2026-03-04 コメント: 1件 ▼
沖縄県で少年の違法薬物検挙が過去最多、2025年に65人を記録
2025年の1年間に大麻やエトミデートなどの違法薬物の所持や使用で検挙された少年は65人に達し、過去10年で最多となりました。 このうち10代から20代が約7割を占めており、若年層への薬物汚染が深刻化している実態が浮き彫りになっています。 麻薬取締法違反で検挙された10代は20人で、前年比17人増と急増しています。
協議会には県教育庁の職員や県警少年課の警察官など21人が参加し、再発防止策について意見を交わしました。沖縄県内では2月に17歳の男子高校生と弟の15歳の中学生が大麻を所持した疑いで逮捕されるなど、兄弟での薬物使用という衝撃的な事案も発生しています。
10代から20代の検挙が全体の約7割
県警によると、2025年の県内での薬物事犯の摘発人数は前年比23人増の248人に達しました。このうち10代から20代が約7割を占めており、若年層への薬物汚染が深刻化している実態が浮き彫りになっています。
特に10代は65人と2020年以降で最多となり、その中には高校生17人、中学生3人が含まれていました。2026年1月だけでも10代の少年9人が摘発されており、薬物禍の低年齢化に歯止めがかかっていません。
「中学生まで薬物が広がっているなんて怖すぎる」
「SNSで簡単に買えるらしい、規制を強化してほしい」
「学校での教育をもっと徹底すべきだ」
大麻だけでなく合成麻薬も蔓延
検挙された薬物の内訳を見ると、大麻が161人と最も多く、次いで麻薬取締法違反が30人、覚醒剤が25人となっています。

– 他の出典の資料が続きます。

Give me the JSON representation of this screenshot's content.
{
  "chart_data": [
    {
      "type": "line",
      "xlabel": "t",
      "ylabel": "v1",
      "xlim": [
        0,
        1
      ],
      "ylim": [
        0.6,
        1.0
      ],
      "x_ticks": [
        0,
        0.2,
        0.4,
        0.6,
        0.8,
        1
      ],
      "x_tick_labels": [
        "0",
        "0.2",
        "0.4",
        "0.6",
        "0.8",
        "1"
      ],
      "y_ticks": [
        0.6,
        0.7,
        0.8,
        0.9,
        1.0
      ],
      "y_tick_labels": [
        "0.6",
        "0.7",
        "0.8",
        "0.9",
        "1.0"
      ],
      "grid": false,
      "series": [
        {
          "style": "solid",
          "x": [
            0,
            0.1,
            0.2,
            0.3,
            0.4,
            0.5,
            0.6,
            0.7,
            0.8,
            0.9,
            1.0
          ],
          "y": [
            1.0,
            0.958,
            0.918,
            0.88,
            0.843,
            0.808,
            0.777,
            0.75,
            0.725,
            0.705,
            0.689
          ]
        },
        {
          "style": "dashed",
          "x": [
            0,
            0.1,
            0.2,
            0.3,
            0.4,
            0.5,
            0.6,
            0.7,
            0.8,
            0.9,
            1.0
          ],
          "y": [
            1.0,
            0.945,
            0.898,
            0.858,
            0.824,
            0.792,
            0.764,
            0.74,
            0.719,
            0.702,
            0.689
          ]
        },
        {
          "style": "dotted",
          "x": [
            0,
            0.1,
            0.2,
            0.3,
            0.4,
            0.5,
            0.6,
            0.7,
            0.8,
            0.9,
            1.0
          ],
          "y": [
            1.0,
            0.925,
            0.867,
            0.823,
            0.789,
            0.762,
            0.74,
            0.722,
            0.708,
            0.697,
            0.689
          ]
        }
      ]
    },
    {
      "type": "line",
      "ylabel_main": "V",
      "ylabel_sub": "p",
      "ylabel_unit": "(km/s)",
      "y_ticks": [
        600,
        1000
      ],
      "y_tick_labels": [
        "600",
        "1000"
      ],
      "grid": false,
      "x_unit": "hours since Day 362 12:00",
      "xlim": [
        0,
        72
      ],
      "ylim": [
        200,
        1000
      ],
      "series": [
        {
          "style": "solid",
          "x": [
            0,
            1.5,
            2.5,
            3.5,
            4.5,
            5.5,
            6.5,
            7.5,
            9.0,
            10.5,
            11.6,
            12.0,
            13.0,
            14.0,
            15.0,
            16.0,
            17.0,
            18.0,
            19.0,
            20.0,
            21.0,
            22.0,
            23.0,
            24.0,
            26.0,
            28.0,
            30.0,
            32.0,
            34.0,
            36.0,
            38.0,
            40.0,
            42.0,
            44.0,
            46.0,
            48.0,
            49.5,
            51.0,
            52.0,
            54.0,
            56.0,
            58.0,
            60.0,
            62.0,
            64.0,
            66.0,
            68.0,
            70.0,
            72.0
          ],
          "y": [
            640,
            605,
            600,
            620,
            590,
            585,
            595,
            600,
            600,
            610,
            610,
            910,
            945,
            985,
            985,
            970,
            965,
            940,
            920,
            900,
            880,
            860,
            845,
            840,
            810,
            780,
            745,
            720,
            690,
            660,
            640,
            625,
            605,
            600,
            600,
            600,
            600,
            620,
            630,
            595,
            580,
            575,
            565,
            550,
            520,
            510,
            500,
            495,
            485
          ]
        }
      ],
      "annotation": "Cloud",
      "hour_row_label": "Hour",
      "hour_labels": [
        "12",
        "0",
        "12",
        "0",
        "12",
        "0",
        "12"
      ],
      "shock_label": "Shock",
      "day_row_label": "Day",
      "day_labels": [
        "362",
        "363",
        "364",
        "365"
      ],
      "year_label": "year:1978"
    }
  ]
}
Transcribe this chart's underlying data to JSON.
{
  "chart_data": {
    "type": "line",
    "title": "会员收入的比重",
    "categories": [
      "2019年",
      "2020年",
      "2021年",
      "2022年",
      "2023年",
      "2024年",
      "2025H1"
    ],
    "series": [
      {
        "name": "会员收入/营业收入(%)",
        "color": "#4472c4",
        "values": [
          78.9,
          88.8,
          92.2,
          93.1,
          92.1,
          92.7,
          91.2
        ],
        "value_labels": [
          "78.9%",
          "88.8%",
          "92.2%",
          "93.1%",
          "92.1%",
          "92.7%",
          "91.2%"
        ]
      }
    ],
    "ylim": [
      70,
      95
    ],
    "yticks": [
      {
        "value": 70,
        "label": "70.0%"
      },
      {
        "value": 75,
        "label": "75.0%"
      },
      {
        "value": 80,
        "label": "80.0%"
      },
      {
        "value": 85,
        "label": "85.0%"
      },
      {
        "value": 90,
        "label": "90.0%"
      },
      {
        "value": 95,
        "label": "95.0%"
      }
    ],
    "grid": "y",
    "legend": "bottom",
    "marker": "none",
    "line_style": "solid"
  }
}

麻薬取締法違反での検挙は2015年以降で最多の水準に達しました。
麻薬取締法違反で検挙された10代は20人で、前年比17人増と急増しています。コカインやMDMAといった合成麻薬の所持や使用が目立っており、大麻だけでなく、より危険性の高い薬物にまで手を出す若者が増えている実態が明らかになっています。
大麻の所持や使用だけでなく、販売目的で別の高校生が摘発される事案も発生しており、中高生への薬物の蔓延は危機的状況にあります。
SNSで容易に入手できる環境が背景に
県警は若者の間で違法薬物が蔓延している背景として、SNSで容易に手に入る環境や、健康に害はないとする誤った情報が広まっていることを指摘しています。
薬物に関する情報をSNSで容易に検索でき、売人にたどり着けます。ダイレクトメッセージを通じて連絡を取り、直接購入する事例が多く、従来のような対面での密売とは異なる新たな流通経路が確立されています。
「SNSで『害がない』って書いてあったから信じてしまった」
特に問題視されているのが、エトミデートと呼ばれる物質です。別名「ゾンビたばこ」とも呼ばれるこの薬物は、県警の働きかけで2025年5月に指定薬物に追加されましたが、規制がかけられるたびに成分の一部を変え、法の穴をすり抜ける「いたちごっこ」が繰り返されています。
学校と警察が連携して対策強化
臨時連絡協議会では、若者の違法薬物の乱用防止に向けた対策として、学校では生徒たちに危険性を周知徹底し、警察は取り締まりを強化していくことを確認しました。
沖縄県教育庁は「極めて深刻な事態だ」との認識を示し、これまでも対策に取り組んできたものの、検挙者数が急増している現状を重く受け止めています。学校現場では薬物乱用防止教室を開催するなど、啓発活動を強化していく方針です。
一方、県警は取り締まりの強化とともに、薬物を使用してしまった若者の社会復帰に向けた支援も不可欠だと指摘しています。薬物の誘惑を断ち切ることは難しく、再び繰り返さないよう見守り続ける体制づくりが求められます。
「一度手を出したら抜け出せない、周囲の支援が必要だ」
沖縄県では過去5年にわたり、摘発者に占める10代から20代の割合が約6割から7割で推移しており、若年層への薬物汚染が慢性化している状況が続いています。国には水際対策の強化や、規制をすり抜ける新たな薬物への迅速な対応が求められます。
周囲が日頃から子どもたちに目を配り、友人関係のトラブルや薬物の誘惑がないかを注意深く見守ることが重要です。家庭、学校、警察、地域が一体となって、若者を薬物から守る取り組みが急務となっています。